Abstract Background The international standard system [R2-ISS] for Multiple Myeloma (MM) includes genetic characteristics of malignant cells by fluorescent in situ hybridization -t(4;14), del(17p) and t(14;16) at diagnosis; We included interphase fluorescent in situ hybridization (cIg-FISH) of purified CD138 cells in this evaluation. The aim of this study is to evaluate the implementation of cIg-FISH in MM for disease diagnosis and stratification. Methods oBone marrow [BM] from patients with MM diagnosed by the European Myeloma Network (REM) criteria were evaluated.

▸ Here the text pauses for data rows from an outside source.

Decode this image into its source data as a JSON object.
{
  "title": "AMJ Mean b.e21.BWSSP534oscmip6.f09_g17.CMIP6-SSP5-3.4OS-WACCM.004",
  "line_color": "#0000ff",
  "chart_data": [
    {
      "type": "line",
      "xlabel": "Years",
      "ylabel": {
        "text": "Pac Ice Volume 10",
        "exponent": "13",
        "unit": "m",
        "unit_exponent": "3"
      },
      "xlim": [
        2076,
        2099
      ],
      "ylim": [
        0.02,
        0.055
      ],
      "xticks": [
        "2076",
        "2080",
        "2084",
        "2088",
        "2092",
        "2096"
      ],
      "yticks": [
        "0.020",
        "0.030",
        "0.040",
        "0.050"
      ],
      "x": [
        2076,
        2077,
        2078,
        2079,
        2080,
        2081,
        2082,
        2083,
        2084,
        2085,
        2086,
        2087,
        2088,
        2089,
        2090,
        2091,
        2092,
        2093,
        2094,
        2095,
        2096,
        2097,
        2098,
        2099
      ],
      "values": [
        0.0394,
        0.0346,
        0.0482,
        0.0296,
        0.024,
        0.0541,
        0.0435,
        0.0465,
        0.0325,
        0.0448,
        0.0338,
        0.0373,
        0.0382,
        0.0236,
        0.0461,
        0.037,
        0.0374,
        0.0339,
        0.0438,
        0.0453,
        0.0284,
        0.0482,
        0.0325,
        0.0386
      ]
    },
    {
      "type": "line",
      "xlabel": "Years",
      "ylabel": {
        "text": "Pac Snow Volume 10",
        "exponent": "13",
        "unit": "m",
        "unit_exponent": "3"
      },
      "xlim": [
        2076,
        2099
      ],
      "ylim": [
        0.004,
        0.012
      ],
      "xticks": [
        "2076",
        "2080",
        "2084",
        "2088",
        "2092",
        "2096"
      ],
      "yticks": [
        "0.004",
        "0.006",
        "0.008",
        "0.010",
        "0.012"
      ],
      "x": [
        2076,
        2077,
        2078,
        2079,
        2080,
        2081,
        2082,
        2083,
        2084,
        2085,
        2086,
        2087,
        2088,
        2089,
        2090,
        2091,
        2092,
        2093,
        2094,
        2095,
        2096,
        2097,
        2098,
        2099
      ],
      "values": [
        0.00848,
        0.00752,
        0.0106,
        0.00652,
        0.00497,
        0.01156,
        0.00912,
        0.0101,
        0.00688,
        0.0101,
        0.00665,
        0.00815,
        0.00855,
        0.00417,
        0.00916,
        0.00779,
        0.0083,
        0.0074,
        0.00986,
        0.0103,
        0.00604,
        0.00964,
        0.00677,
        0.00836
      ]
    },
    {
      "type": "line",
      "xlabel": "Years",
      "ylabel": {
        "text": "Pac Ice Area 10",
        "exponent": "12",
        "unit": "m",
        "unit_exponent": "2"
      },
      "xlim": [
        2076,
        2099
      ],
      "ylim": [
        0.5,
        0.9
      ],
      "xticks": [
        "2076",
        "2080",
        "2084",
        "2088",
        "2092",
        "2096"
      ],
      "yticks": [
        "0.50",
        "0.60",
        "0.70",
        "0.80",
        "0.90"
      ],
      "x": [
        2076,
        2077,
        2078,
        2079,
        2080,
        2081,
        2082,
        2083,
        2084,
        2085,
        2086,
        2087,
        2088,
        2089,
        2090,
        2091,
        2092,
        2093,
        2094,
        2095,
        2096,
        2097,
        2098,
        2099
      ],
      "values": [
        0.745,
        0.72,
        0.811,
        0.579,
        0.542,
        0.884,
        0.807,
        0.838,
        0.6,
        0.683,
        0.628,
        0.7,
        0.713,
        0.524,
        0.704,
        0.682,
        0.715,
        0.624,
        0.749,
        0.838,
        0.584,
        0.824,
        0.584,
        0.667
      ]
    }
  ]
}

BM mononuclear cells obtained by density gradient centrifugation for 30 minutes, with Ficoll-Hypaque density medium; followed by immunoassay with anti-Kappa/anti-Lambda antibodies labeled with FISH probes. We detected the following abnormalities: t(4;14), t(14;16) and deletion of 17p13. The t(11;14) and the amplification/deletion of 1q21-q22 (CKS1B)/1p32.3 (CDKN2C). We used the probes: TP53, IGH::FGFR3, IGH::CCND1, IGH:MAF and CKS1B/CDKN2C, one hundred cells per probe. Signals exceeding the cutoff recommended by REM were considered abnormal. The viability of the method was tested on samples 24, 48 and 72 hours after collection. Results Genetic aberrations seen in 24 and 48 hs plasma cells, a specific rearrangement of 14q32.33 t(4;14) in the 48 hs sample; Samples processed for 72 hours resulted in cells that were unviable for analysis. Genetic aberrations were detected by cIg-FISH in cells from 40% of patients. We detected the following abnormalities t(4;14) (Fig.1A), del(17p) (Fig. 1B); deletion of 1p32.3 amplification (CDKN2C) 1q21 (Fig. 1 C-D). The cIg-FISH study detected genetic aberrations in MM as those recommended by the European Myelomat Network - t(4;14), t(14;16) and del(17p), by FISH analysis for risk stratification for MM. Conclusions The inclusion of cIg-FISH in risk stratification systems has clinical relevance because cIg-FISH is a standard tool for detecting genetic abnormalities and prognosing the disease.